Chapitre 34

Willa ouvrit doucement les yeux. Sa tête cognait une surface dure en suivant une rythme régulier. Un ronronnement pas méconnu résonnait autour d'elle. Ses yeux s'abituèrent à la semi-obscurité qui régnait autour d'elle. Un trait de lumière passait par un écart entre deux portes.
Deux portes coulissantes qui vibraient en formant un bruit métallique.
Deux portes de train.

Ce détail fit aussitôt relever Willa. Le mouvement brusque déclencha une décharge désagréable dans sa nuque, qui se propagea jusqu'au bas de son dos.
Elle essaya de se redresser entièrement, voire de se lever, mais les mouvements du train l'en empêchaient momentanément.
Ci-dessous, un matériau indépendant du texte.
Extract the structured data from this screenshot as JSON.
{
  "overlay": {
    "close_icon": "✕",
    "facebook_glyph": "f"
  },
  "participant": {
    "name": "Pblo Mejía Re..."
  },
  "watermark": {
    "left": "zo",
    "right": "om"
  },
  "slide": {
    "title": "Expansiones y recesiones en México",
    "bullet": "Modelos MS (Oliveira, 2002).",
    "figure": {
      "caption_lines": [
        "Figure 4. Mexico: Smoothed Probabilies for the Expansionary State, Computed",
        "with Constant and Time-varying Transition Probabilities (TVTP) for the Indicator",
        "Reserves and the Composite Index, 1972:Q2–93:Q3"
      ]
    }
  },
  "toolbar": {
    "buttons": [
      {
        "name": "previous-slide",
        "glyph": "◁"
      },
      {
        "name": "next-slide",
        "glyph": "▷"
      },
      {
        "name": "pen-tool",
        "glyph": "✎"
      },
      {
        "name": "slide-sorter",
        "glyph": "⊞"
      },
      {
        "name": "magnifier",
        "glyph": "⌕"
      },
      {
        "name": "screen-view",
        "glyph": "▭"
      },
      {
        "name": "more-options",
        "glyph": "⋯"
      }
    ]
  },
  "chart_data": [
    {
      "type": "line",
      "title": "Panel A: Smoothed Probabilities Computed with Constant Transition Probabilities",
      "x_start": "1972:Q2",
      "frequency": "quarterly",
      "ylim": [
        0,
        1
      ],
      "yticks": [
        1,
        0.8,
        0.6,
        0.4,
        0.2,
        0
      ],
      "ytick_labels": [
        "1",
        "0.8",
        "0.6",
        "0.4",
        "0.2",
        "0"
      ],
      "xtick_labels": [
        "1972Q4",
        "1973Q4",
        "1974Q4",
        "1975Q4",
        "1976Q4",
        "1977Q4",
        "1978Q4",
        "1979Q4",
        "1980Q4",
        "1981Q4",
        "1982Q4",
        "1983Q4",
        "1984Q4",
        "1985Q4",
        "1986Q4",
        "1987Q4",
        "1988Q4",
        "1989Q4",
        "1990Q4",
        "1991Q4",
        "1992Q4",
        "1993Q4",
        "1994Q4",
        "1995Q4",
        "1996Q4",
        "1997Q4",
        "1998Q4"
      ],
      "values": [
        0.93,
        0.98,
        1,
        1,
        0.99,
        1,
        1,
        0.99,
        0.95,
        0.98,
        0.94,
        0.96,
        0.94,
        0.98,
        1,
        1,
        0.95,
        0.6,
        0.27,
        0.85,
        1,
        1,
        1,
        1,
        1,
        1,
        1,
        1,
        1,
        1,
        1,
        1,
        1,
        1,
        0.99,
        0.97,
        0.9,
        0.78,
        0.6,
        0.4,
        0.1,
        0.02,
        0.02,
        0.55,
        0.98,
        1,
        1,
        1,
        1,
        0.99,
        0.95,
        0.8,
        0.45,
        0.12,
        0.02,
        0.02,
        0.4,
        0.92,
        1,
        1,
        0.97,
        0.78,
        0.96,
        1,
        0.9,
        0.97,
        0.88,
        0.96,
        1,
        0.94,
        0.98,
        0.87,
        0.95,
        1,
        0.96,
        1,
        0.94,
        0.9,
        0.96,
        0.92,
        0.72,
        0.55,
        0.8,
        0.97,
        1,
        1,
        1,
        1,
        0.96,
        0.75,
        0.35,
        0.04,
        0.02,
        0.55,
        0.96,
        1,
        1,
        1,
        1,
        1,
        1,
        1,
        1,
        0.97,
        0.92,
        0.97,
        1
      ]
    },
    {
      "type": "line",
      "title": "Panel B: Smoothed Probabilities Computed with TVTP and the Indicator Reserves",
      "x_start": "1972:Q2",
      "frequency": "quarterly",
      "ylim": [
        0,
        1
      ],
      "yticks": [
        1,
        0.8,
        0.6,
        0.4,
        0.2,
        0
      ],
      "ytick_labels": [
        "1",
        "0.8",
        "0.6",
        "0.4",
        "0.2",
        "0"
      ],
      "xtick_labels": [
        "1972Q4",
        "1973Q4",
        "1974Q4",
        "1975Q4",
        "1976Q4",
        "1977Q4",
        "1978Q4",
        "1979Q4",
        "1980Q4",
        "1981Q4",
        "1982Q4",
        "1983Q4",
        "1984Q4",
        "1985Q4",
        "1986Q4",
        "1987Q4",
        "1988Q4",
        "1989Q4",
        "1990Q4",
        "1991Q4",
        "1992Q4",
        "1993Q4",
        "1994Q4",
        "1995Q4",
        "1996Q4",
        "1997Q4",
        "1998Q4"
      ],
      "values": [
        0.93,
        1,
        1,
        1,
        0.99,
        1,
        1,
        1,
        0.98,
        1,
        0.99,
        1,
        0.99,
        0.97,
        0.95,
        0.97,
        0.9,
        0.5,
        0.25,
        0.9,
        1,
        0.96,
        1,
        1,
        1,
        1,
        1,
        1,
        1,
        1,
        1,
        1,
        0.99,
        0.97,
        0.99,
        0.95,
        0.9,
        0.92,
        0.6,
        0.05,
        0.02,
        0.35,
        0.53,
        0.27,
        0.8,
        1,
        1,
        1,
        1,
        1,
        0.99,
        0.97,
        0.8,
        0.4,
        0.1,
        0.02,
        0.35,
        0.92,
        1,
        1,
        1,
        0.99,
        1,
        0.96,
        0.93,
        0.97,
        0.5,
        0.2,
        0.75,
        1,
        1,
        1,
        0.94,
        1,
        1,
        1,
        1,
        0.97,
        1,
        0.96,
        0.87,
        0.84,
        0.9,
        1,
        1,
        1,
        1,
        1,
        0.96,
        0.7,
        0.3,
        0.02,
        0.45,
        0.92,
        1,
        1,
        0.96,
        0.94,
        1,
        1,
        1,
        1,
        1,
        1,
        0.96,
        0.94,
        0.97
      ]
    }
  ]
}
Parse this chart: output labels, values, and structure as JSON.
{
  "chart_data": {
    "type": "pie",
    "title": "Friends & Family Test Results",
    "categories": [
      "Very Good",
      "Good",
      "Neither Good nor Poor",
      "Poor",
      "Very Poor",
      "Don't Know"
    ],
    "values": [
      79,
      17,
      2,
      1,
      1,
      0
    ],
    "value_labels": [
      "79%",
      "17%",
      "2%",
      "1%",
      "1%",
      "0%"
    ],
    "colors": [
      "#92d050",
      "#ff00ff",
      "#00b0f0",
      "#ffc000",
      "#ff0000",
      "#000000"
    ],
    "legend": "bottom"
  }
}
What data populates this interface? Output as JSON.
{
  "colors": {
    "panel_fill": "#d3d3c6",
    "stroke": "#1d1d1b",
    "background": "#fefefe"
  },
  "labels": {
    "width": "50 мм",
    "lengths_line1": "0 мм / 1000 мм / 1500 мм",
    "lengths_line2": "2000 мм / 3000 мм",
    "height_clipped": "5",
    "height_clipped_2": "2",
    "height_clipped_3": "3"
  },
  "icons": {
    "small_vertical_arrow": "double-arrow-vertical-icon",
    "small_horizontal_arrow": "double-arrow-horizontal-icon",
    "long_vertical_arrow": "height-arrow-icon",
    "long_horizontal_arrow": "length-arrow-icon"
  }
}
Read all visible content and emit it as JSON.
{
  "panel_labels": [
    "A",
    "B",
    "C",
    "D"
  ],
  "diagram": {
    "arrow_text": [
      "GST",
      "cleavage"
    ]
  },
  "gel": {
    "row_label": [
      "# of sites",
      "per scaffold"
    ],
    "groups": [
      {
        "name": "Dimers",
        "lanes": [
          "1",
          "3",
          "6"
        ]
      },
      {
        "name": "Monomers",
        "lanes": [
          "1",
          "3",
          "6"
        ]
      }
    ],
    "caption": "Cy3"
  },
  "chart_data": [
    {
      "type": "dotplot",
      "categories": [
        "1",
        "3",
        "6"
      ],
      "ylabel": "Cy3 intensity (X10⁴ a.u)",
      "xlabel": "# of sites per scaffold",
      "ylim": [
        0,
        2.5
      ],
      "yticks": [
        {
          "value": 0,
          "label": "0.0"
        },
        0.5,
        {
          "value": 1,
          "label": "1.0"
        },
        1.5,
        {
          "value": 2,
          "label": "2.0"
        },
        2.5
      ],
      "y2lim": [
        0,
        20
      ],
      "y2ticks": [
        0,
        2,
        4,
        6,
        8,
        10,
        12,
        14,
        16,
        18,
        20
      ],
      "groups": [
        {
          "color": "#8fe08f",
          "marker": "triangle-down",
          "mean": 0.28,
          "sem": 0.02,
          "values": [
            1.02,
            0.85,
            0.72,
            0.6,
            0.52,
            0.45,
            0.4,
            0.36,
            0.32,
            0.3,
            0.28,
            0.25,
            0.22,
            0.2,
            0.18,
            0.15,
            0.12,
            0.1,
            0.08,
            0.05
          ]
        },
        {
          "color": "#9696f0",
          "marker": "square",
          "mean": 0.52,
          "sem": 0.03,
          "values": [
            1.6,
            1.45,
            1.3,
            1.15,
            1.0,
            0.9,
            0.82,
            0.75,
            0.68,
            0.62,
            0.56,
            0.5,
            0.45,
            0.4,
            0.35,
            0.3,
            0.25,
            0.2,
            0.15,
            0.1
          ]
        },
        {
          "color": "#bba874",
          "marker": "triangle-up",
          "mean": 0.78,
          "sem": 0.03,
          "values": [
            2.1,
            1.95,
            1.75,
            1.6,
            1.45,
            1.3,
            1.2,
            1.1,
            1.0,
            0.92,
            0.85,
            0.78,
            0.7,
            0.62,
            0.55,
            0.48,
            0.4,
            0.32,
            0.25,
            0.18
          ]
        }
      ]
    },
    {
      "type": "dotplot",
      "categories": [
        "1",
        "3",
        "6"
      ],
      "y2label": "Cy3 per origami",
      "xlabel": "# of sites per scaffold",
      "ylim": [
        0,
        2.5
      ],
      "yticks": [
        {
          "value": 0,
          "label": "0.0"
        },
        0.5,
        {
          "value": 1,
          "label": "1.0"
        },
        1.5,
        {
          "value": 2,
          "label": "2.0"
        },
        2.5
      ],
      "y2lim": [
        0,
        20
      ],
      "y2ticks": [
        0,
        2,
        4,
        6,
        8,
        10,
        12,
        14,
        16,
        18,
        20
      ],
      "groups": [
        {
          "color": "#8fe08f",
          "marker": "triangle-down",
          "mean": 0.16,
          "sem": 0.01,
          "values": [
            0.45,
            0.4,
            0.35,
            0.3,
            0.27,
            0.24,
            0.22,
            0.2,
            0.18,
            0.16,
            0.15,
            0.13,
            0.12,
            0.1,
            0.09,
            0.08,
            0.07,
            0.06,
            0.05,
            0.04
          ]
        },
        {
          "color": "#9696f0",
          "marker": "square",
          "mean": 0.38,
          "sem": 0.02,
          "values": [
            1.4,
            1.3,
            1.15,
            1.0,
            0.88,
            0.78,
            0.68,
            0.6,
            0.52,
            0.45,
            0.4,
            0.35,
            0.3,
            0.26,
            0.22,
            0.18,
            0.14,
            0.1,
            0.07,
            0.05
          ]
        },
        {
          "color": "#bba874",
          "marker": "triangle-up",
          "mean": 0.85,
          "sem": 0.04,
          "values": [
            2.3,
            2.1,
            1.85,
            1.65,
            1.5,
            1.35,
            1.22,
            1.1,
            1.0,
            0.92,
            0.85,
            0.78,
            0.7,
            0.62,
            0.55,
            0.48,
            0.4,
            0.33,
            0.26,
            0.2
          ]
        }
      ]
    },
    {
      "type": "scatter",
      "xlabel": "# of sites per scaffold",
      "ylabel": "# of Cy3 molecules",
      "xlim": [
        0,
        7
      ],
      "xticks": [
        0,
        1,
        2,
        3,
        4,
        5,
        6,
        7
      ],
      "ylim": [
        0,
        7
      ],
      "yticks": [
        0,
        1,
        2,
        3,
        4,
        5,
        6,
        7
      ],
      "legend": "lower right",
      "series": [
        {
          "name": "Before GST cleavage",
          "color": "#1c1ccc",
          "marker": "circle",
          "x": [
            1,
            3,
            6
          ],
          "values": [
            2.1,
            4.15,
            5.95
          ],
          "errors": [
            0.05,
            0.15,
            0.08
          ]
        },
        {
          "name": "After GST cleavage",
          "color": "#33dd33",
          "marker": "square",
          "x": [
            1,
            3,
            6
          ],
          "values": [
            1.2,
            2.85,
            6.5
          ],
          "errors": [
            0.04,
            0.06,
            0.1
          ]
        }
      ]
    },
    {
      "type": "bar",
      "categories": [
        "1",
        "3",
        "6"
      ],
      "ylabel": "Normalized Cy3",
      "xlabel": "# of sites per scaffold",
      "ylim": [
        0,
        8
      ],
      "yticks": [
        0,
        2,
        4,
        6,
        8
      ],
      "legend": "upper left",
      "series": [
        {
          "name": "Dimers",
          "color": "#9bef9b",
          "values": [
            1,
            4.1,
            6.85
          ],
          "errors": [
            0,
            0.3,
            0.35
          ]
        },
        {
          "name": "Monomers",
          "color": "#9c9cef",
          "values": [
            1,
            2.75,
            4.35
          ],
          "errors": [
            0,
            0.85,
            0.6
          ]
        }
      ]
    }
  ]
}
Lorsque le véhicule aborda ce que la sorcière identifia comme étant une ligne droite, elle pût s'équilibrer suffisamment pour se mettre sur pieds. Willa prit enfin le temps de mieux observer ce qui l'entourait.

Comme elle l'avait déjà imaginé, elle se trouvait dans un train. Plus particulièrement un train de marchandises. Des grosses caisses en bois étaient attachées les unes au autres contre les parois du wagon, tanguant au rythme que donnait le train. Le centre de l'habitacle n'était pas très occupé: quelques torchons posés négligemment sur le sol et un gros morceau de bois - presqu'une branche d'un chêne centenaire.

Sur le bord droit pourtant, Willa distingua un léger mouvement. Elle s'en approcha tout doucement, afin d'en établir la provenance.

- On est où là ? râla quelqu'un caché dans l'ombre.

La jeune sorcière se figea, le cœur battant la chamade, avant de comprendre que la personne qui venait de parler n'était autre qu'Abby. Elle se rapprocha donc de l'adolescente, qu'elle retrouva en train de se lever et peinant à trouver un équilibre stable.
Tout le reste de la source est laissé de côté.